Miley Cyrus abriu espaço para uma identidade ainda mais direta: apenas Miley. A cantora retirou o sobrenome de suas plataformas oficiais e apresentou uma nova identidade visual, movimento que rapidamente despertou comentários entre os fãs. Como a relação dela com o pai, Billy Ray Cyrus, já atravessou períodos públicos de afastamento, parte do público interpretou a mudança como possível sinal de um novo conflito familiar. A resposta dele seguiu por outro caminho.
Billy Ray manifestou apoio à escolha da filha e tratou a adoção de um único nome como uma evolução natural de uma estrela que já dispensa apresentações. Para explicar a ideia, lembrou artistas reconhecidos dessa maneira, como Dolly Parton, Cher, Elvis Presley e Prince.
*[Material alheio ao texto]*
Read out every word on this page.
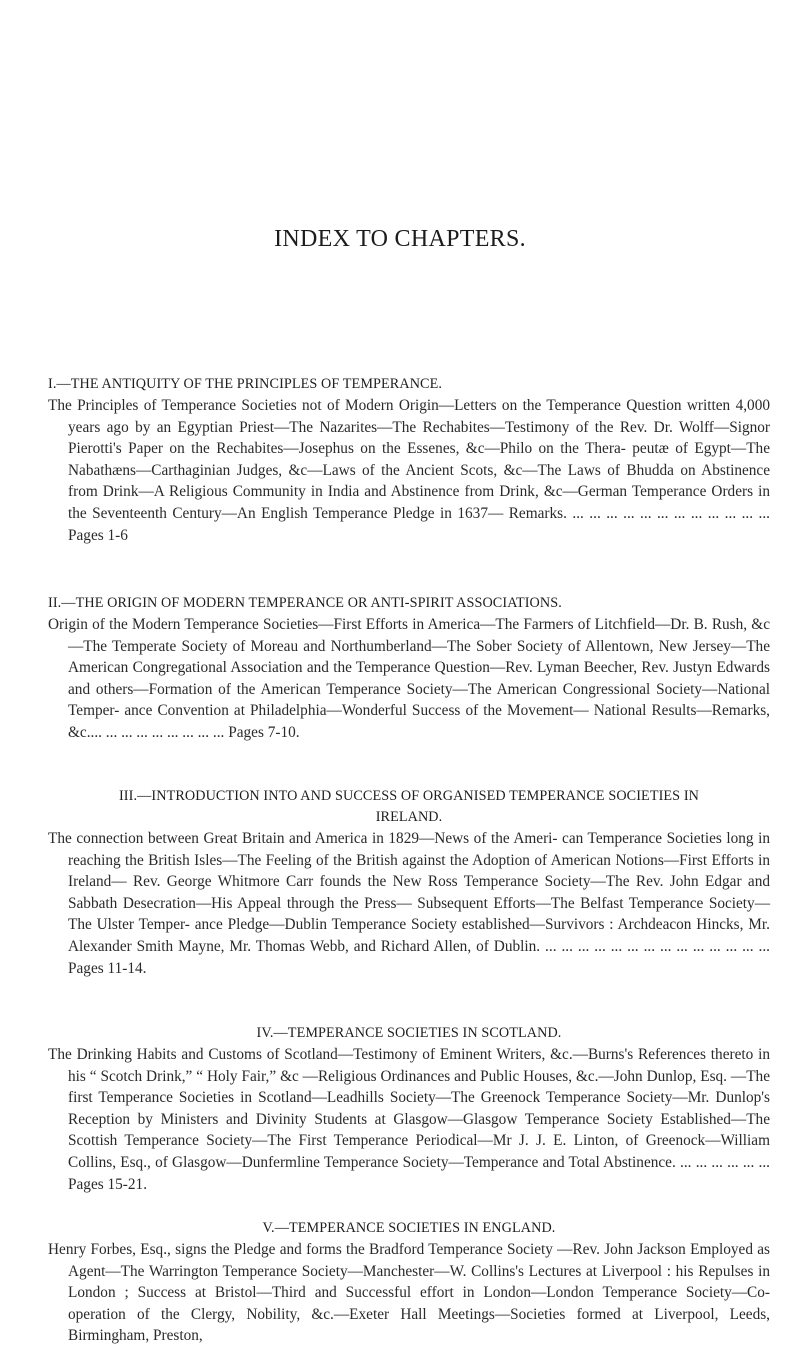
INDEX TO CHAPTERS.
I.—THE ANTIQUITY OF THE PRINCIPLES OF TEMPERANCE.
The Principles of Temperance Societies not of Modern Origin—Letters on the Temperance Question written 4,000 years ago by an Egyptian Priest—The Nazarites—The Rechabites—Testimony of the Rev. Dr. Wolff—Signor Pierotti's Paper on the Rechabites—Josephus on the Essenes, &c—Philo on the Thera- peutæ of Egypt—The Nabathæns—Carthaginian Judges, &c—Laws of the Ancient Scots, &c—The Laws of Bhudda on Abstinence from Drink—A Religious Community in India and Abstinence from Drink, &c—German Temperance Orders in the Seventeenth Century—An English Temperance Pledge in 1637— Remarks. ... ... ... ... ... ... ... ... ... ... ... ... Pages 1-6
II.—THE ORIGIN OF MODERN TEMPERANCE OR ANTI-SPIRIT ASSOCIATIONS.
Origin of the Modern Temperance Societies—First Efforts in America—The Farmers of Litchfield—Dr. B. Rush, &c—The Temperate Society of Moreau and Northumberland—The Sober Society of Allentown, New Jersey—The American Congregational Association and the Temperance Question—Rev. Lyman Beecher, Rev. Justyn Edwards and others—Formation of the American Temperance Society—The American Congressional Society—National Temper- ance Convention at Philadelphia—Wonderful Success of the Movement— National Results—Remarks, &c.... ... ... ... ... ... ... ... ... Pages 7-10.
III.—INTRODUCTION INTO AND SUCCESS OF ORGANISED TEMPERANCE SOCIETIES IN IRELAND.
The connection between Great Britain and America in 1829—News of the Ameri- can Temperance Societies long in reaching the British Isles—The Feeling of the British against the Adoption of American Notions—First Efforts in Ireland— Rev. George Whitmore Carr founds the New Ross Temperance Society—The Rev. John Edgar and Sabbath Desecration—His Appeal through the Press— Subsequent Efforts—The Belfast Temperance Society—The Ulster Temper- ance Pledge—Dublin Temperance Society established—Survivors : Archdeacon Hincks, Mr. Alexander Smith Mayne, Mr. Thomas Webb, and Richard Allen, of Dublin. ... ... ... ... ... ... ... ... ... ... ... ... ... ... Pages 11-14.
IV.—TEMPERANCE SOCIETIES IN SCOTLAND.
The Drinking Habits and Customs of Scotland—Testimony of Eminent Writers, &c.—Burns's References thereto in his “ Scotch Drink,” “ Holy Fair,” &c —Religious Ordinances and Public Houses, &c.—John Dunlop, Esq. —The first Temperance Societies in Scotland—Leadhills Society—The Greenock Temperance Society—Mr. Dunlop's Reception by Ministers and Divinity Students at Glasgow—Glasgow Temperance Society Established—The Scottish Temperance Society—The First Temperance Periodical—Mr J. J. E. Linton, of Greenock—William Collins, Esq., of Glasgow—Dunfermline Temperance Society—Temperance and Total Abstinence. ... ... ... ... ... ... Pages 15-21.
V.—TEMPERANCE SOCIETIES IN ENGLAND.
Henry Forbes, Esq., signs the Pledge and forms the Bradford Temperance Society —Rev. John Jackson Employed as Agent—The Warrington Temperance Society—Manchester—W. Collins's Lectures at Liverpool : his Repulses in London ; Success at Bristol—Third and Successful effort in London—London Temperance Society—Co-operation of the Clergy, Nobility, &c.—Exeter Hall Meetings—Societies formed at Liverpool, Leeds, Birmingham, Preston,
O cantor country também brincou com a própria história, recordando que usava apenas “Cyrus” antes do lançamento de “Achy Breaky Heart”, em 1992, mas foi orientado por sua gravadora a manter “Billy Ray” no nome artístico.
O comentário veio acompanhado de uma fotografia antiga com Miley e Braison, dois de seus seis filhos. Na mensagem, Billy escreveu que família significa mais do que nunca e contou que sempre chamou a filha simplesmente de Miley. O tom afetuoso afastou, ao menos na manifestação pública, a hipótese de que a retirada do sobrenome representasse um rompimento entre os dois.
Pai e filha compartilham uma relação pessoal e artística conhecida desde “Hannah Montana”. Na série do Disney Channel, exibida entre 2006 e 2011, os dois viveram pai e filha também na ficção. O programa foi o ponto de partida para a projeção mundial de Miley, que depois construiu uma carreira pop marcada por mudanças de imagem, experimentação musical e tentativas constantes de controlar a própria narrativa.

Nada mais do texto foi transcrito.